À travers une sélection de trente photographies, l’exposition All Inclusive, Regards croisés sur le tourisme mondialisé invite le public à plonger dans l’univers sensible, coloré et cinématographique de Kourtney Roy, découverte notamment aux Rencontres d’Arles en 2025. Plages parfaites, hôtels glamour, ciels sans nuages : l’artiste revisite les images idéalisées du tourisme contemporain pour mieux en révéler les ambivalences. Ses mises en scène, autant séduisantes que troublantes, confrontent le rêve des vacances à une réalité plus complexe. En résonance, la Cité de l’Économie propose une lecture économique du tourisme mondialisé pour décrypter ses enjeux contemporains comme les inégalités sociales, l’impact environnemental, le poids des stratégies marketing et la transformation des territoires, comme l’explique Vida Konikovic, directrice de la Cité de l’Économie à Paris :
« Avec une esthétique très construite et cinématographique, Kourtney Roy met en scène un imaginaire du tourisme qui oscille entre glamour et artificialité, avec beaucoup d’humour. Ceci reflète aussi les tensions qui sont à l’œuvre lorsque l’on est touriste, que l’on voyage, et que l’on rêve de vacances idéales, mais que parfois, l’on rencontre des désillusions et l’on voit le revers du décor. Le tourisme, comme les images de Kourtney Roy, comporte de nombreuses contradictions. Il y est à la fois l’une des forces économiques les plus puissantes du monde et représente à lui seul 10 % du produit intérieur brut mondial. Mais en même temps, c’est un secteur qui connaît beaucoup d’externalités négatives liées à la pollution, au réchauffement climatique, à la mondialisation, aux mobilités et aux technologies. C’est donc vraiment un secteur très riche pour illustrer beaucoup de nos ressentis contemporains et des problématiques actuelles.”
« Chaises Bleues » de Kourtney Roy , 2022 Série “In Between/ Entre Deux Mondes”, Courtesy Galerie Les filles du calvaire, Paris – © Grande Commande Photojournalisme
L’exposition All Inclusive, Regards croisés sur le tourisme mondialisé de Kourtney Roy est visible jusqu’au 20 septembre 2026 à la Cité de l’Économie à Paris.
Les brèves du jour :
- Un article du journal Actualité alerte sur l’impossibilité de revendre les e-books : en 2023, on comptait douze millions de lecteurs de livre numérique.
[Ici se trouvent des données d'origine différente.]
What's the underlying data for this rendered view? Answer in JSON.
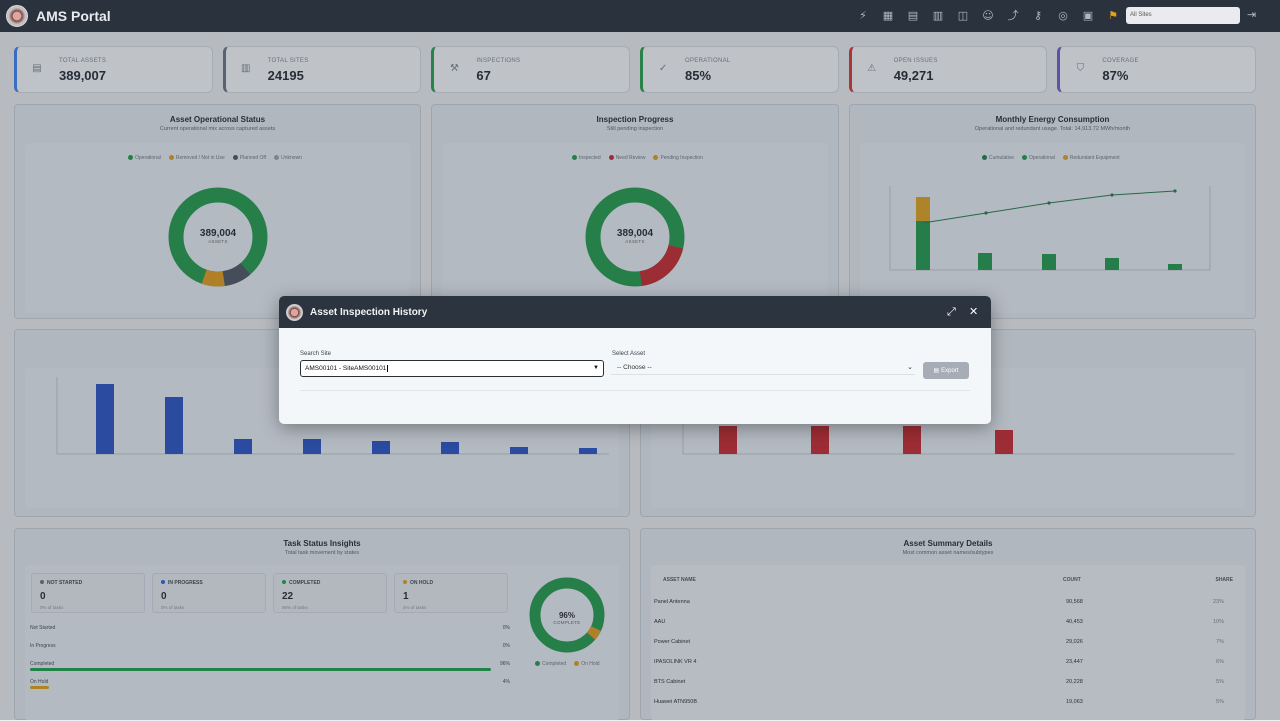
{
  "app": {
    "title": "AMS Portal",
    "site_select": "All Sites"
  },
  "nav_icons": [
    "bolt-icon",
    "grid-icon",
    "clipboard-icon",
    "map-icon",
    "box-icon",
    "user-icon",
    "route-icon",
    "key-icon",
    "globe-icon",
    "calendar-icon",
    "flag-icon"
  ],
  "kpis": [
    {
      "label": "TOTAL ASSETS",
      "value": "389,007",
      "icon": "server-icon",
      "color": "#3b82f6"
    },
    {
      "label": "TOTAL SITES",
      "value": "24195",
      "icon": "building-icon",
      "color": "#6b7280"
    },
    {
      "label": "INSPECTIONS",
      "value": "67",
      "icon": "wrench-icon",
      "color": "#22a04b"
    },
    {
      "label": "OPERATIONAL",
      "value": "85%",
      "icon": "check-circle-icon",
      "color": "#22a04b"
    },
    {
      "label": "OPEN ISSUES",
      "value": "49,271",
      "icon": "warning-icon",
      "color": "#d33"
    },
    {
      "label": "COVERAGE",
      "value": "87%",
      "icon": "shield-icon",
      "color": "#6d5bd0"
    }
  ],
  "cards": {
    "asset_status": {
      "title": "Asset Operational Status",
      "subtitle": "Current operational mix across captured assets",
      "legend": [
        "Operational",
        "Removed / Not in Use",
        "Planned Off",
        "Unknown"
      ],
      "center_value": "389,004",
      "center_label": "ASSETS"
    },
    "inspection": {
      "title": "Inspection Progress",
      "subtitle": "Still pending inspection",
      "legend": [
        "Inspected",
        "Need Review",
        "Pending Inspection"
      ],
      "center_value": "389,004",
      "center_label": "ASSETS"
    },
    "energy": {
      "title": "Monthly Energy Consumption",
      "subtitle": "Operational and redundant usage. Total: 14,913.72 MWh/month",
      "legend": [
        "Cumulative",
        "Operational",
        "Redundant Equipment"
      ]
    },
    "task": {
      "title": "Task Status Insights",
      "subtitle": "Total task movement by states",
      "donut_value": "96%",
      "donut_label": "COMPLETE",
      "donut_legend": [
        "Completed",
        "On Hold"
      ]
    },
    "summary": {
      "title": "Asset Summary Details",
      "subtitle": "Most common asset names/subtypes"
    }
  },
  "task_tiles": [
    {
      "label": "NOT STARTED",
      "value": "0",
      "sub": "0% of tasks",
      "color": "#6b7280"
    },
    {
      "label": "IN PROGRESS",
      "value": "0",
      "sub": "0% of tasks",
      "color": "#2563eb"
    },
    {
      "label": "COMPLETED",
      "value": "22",
      "sub": "96% of tasks",
      "color": "#16a34a"
    },
    {
      "label": "ON HOLD",
      "value": "1",
      "sub": "4% of tasks",
      "color": "#e5a00d"
    }
  ],
  "task_bars": [
    {
      "label": "Not Started",
      "pct": "0%",
      "fill": 0,
      "color": "#999"
    },
    {
      "label": "In Progress",
      "pct": "0%",
      "fill": 0,
      "color": "#2563eb"
    },
    {
      "label": "Completed",
      "pct": "96%",
      "fill": 0.96,
      "color": "#16a34a"
    },
    {
      "label": "On Hold",
      "pct": "4%",
      "fill": 0.04,
      "color": "#e5a00d"
    }
  ],
  "summary_table": {
    "headers": [
      "ASSET NAME",
      "COUNT",
      "SHARE"
    ],
    "rows": [
      [
        "Panel Antenna",
        "90,568",
        "23%"
      ],
      [
        "AAU",
        "40,453",
        "10%"
      ],
      [
        "Power Cabinet",
        "29,026",
        "7%"
      ],
      [
        "IPASOLINK VR 4",
        "23,447",
        "6%"
      ],
      [
        "BTS Cabinet",
        "20,228",
        "5%"
      ],
      [
        "Huawei ATN950B",
        "19,063",
        "5%"
      ]
    ]
  },
  "modal": {
    "title": "Asset Inspection History",
    "site_label": "Search Site",
    "site_value": "AMS00101 - SiteAMS00101",
    "asset_label": "Select Asset",
    "asset_value": "-- Choose --",
    "export_label": "Export"
  }
}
Alors que l’e-book s’est vendu comme une promesse de fluidité : achat immédiat, stockage infini et accès partout, il est pourtant impossible de le revendre. En bloquant totalement la revente légale, des pratiques informelles émergent : partage de fichiers, comptes mutualisés et revente ou partages illégaux. En jeu, les droits d’auteur des écrivains qui ne sont toujours pas rémunérés en cas de revente. Alors le marché secondaire numérique menace-t-il l’économie du livre ? À l’âge des plateformes, quand aucune revente licite n’existe, comment éviter le contournement illégal ? Des initiatives existent, affaire à suivre.
- Universal veut laisser ses films à l’affiche plus longtemps : alors que les films sont actuellement projetés dix-sept jours en moyenne, la présidente de NBC Universal Entertainment a annoncé qu’à compter du 1er avril 2026, les films de son studio resteront à l’affiche cinq semaines, puis sept en 2027. Historiquement, les films étaient réservés aux projections durant quatre-vingt dix jours avant 2020 mais depuis la pandémie, Universal Studios avait décidé de réduire le temps d’exclusivité. Ce choix de revenir à un temps plus long répond à la demande des propriétaires de cinéma, qui espèrent voir le public se déplacer davantage, sans attendre les diffusions sur les plateformes de streaming ou de vOD. Cette annonce intervient alors que l’industrie cinématographique peine à retrouver ses niveaux de fréquentation d’avant la pandémie.
- Le festival de littérature Atlantide commence demain à Nantes : sous la direction artistique de l’écrivain franco-congolais Alain Mabanckou, Atlantide est un festival de littérature qui réunit chaque année une cinquantaine d’auteurs, français et internationaux, qui viennent partager leurs imaginaires et leurs visions, en langue originale. Pour cette quatorzième édition, vingt nationalités seront représentées avec notamment Victor Dekyvère, Karim Kattan et Mirinae Lee, mais aussi David Diop et Laurent Mauvignier. Le festival se tiendra au Lieu Unique et dans la ville de Nantes jusqu’au 22 mars.